El primer objetivo se logra promoviendo la distancia afectiva hacia los más débiles calificándolos de inadaptados sociales, agresivos, peligrosos para el orden público, dilapidadores de la solidaridad colectiva. El objetivo se conseguirá más fácilmente cuanto más precarizadas y atemorizadas se encuentren las clases medias y trabajadoras que son las que podrían movilizarse en su favor. A este fin los escenarios de flexibilidad laboral son especialmente funcionales, como tambiénlo son los mecanismos sancionatorios para aquellos que ayuden más allá de lo “razonable”. Toda una serie de iniciativas encaminadas a invisibilizar de la pobreza y sus causas por un lado, y a hipervisibilizar determinados estereotipos sobre los pobres, por otro, se pone en marcha. En este juego las políticas de ordenación urbana juegan su papel, y también lo hacen todo los medios de comunicación, maestros en el arte de contar historias.
Para lograr el segundo objetivo es imprescindible la difusión de noticias (si son acompañadas de imágenes mejor) acerca de la ineficiencia del Estado del Bienestar, de la actitud indolente de los funcionarios que trabajan en ese ámbito, del coste que supone su gestión y de los pocos resultados que se logran a pesar del esfuerzo que ello supone para los contribuyentes.

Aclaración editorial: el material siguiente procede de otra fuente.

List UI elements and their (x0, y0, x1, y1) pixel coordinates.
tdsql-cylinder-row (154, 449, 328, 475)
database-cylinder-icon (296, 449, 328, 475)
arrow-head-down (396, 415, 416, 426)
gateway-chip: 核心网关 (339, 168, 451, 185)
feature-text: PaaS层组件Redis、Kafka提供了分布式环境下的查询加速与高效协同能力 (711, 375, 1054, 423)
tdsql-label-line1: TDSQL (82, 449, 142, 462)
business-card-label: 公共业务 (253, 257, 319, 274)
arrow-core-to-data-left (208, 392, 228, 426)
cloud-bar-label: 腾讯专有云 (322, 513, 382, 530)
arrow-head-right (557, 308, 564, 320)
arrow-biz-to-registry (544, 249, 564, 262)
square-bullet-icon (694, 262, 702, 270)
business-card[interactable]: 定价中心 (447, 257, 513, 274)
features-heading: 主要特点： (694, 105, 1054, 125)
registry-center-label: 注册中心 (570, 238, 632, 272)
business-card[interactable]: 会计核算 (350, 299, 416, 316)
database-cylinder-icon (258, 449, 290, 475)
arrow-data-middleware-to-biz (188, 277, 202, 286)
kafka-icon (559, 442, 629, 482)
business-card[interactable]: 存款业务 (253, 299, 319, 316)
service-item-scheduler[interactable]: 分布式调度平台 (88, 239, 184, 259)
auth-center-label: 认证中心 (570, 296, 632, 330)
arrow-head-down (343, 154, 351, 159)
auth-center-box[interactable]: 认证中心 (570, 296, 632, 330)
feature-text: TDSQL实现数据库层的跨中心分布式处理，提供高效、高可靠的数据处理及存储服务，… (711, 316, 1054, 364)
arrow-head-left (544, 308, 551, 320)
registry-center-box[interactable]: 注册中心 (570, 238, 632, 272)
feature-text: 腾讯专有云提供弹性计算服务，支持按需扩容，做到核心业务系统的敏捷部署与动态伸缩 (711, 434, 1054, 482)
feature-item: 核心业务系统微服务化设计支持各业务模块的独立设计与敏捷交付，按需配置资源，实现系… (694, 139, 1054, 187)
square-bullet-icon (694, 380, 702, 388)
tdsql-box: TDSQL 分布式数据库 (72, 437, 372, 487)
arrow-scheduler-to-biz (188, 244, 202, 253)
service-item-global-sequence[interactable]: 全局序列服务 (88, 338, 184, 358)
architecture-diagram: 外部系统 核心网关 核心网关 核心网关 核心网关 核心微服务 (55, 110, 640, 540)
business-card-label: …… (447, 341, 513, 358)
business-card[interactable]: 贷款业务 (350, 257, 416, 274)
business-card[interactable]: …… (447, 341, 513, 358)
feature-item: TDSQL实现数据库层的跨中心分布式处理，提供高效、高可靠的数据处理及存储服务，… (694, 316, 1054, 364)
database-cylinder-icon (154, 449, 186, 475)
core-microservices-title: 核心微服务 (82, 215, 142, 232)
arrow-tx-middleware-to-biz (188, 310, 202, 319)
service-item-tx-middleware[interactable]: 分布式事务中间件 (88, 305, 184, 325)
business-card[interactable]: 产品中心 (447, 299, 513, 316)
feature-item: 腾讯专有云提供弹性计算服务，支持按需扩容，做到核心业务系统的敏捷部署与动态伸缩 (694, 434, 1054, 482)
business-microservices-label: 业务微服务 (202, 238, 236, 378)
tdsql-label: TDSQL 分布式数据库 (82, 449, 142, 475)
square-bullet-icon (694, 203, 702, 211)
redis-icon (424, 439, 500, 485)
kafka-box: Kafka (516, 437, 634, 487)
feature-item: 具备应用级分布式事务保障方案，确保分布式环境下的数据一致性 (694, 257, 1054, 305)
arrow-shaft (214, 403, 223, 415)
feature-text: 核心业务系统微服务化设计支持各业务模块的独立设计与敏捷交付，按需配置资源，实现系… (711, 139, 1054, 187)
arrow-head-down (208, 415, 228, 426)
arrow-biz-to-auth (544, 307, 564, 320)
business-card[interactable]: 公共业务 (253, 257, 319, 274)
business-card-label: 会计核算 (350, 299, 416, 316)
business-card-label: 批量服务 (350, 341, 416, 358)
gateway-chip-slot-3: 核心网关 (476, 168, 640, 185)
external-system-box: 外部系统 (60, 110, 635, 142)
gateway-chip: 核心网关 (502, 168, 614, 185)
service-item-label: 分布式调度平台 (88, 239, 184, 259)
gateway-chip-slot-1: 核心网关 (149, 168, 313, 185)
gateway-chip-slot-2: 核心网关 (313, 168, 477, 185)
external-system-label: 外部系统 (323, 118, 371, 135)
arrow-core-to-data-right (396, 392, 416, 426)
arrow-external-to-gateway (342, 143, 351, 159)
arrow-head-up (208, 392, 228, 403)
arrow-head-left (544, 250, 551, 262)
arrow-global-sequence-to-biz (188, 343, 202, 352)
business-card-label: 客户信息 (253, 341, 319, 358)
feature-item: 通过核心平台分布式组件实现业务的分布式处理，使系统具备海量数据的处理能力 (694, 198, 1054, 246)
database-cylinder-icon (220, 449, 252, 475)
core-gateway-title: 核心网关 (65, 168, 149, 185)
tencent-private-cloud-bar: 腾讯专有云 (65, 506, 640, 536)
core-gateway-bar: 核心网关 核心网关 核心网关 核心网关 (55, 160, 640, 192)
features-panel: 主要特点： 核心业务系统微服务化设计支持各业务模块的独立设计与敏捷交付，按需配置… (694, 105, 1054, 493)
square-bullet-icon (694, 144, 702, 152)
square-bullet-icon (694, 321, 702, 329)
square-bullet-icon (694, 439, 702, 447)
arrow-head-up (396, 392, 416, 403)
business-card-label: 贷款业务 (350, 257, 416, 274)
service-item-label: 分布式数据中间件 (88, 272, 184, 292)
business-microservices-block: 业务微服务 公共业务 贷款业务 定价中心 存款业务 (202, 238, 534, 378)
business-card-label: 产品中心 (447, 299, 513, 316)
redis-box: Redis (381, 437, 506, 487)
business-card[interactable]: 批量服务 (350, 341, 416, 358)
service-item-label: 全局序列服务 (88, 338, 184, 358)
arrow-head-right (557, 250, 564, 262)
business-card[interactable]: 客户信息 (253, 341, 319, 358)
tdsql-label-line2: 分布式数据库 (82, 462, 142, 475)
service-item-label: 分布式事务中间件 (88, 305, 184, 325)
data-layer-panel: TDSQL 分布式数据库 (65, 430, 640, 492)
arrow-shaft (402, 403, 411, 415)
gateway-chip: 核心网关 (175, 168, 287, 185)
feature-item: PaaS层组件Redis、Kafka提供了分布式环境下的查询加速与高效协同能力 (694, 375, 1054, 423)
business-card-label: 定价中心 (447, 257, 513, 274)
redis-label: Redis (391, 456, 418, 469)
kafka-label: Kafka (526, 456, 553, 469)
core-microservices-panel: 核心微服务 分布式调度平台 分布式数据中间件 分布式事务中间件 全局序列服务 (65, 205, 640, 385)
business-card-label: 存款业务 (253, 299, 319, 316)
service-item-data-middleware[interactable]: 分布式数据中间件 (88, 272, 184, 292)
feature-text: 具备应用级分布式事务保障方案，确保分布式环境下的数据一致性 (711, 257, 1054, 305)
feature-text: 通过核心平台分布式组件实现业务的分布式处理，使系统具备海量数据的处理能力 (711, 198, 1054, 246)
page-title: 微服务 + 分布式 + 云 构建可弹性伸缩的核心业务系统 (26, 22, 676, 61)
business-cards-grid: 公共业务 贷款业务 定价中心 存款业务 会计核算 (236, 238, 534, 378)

Todo ello con el fin de convencer al ciudadano de que el Estado es un pésimo gestor de los recursos públicos (excepción hecha de las cuestiones relativas al orden público y a la defensa), que siempre es mejor que el individuo maneje su dinero sin condicionantes, y que no tiene sentido que se utilicen sus impuestos en políticas sociales ineficaces. Si todo ello además se “adereza “con alguna noticia sensacionalista que resalte situaciones de abuso por parte de los beneficiarios de las prestaciones del bienestar, o con disturbios ocasionados por aquellos que protestan contra los desahucios, los recortes sociales o la privatización de la sanidad el objetivo se habrá cumplido.
El tercer objetivo está íntimamente relacionado con los anteriores. Una ciudadanía desconfiada del papel de lo público en la gestión del bienestar, apostará más fácilmente por estructuras de protección social mínimas y preferirá que los impuestos sobre su renta (que son los más redistributivos) tengan menos peso que los impuestos sobre el consumo, porque, al fin y al cabo, él es quien decide acerca de su consumo pero no quién decide acerca de los gastos del Estado. Ello tiene su repercusión inmediata en el modelo de estado de bienestar, que pasará de ser universal a estar cada vez más focalizado en los más vulnerables. Pero también en el control que se ejercerá sobre aquellos que finalmente reciban ayudas sociales. Un control asfixiante y estigmatizador que recuerda mucho al llamado “examen de pobres” que se hacía en la época del Renacimiento.
La realidad del escenario que presenta este artículo es gracias, en buena medida, a la connivencia de una ciudadanía que, presa de la confusión y el miedo, resulta funcional a los propósitos de quienes lo han diseñado. Es tiempo de reflexión y análisis a fin de que la confusión y el miedo no sigan amparando el recorte de los derechos.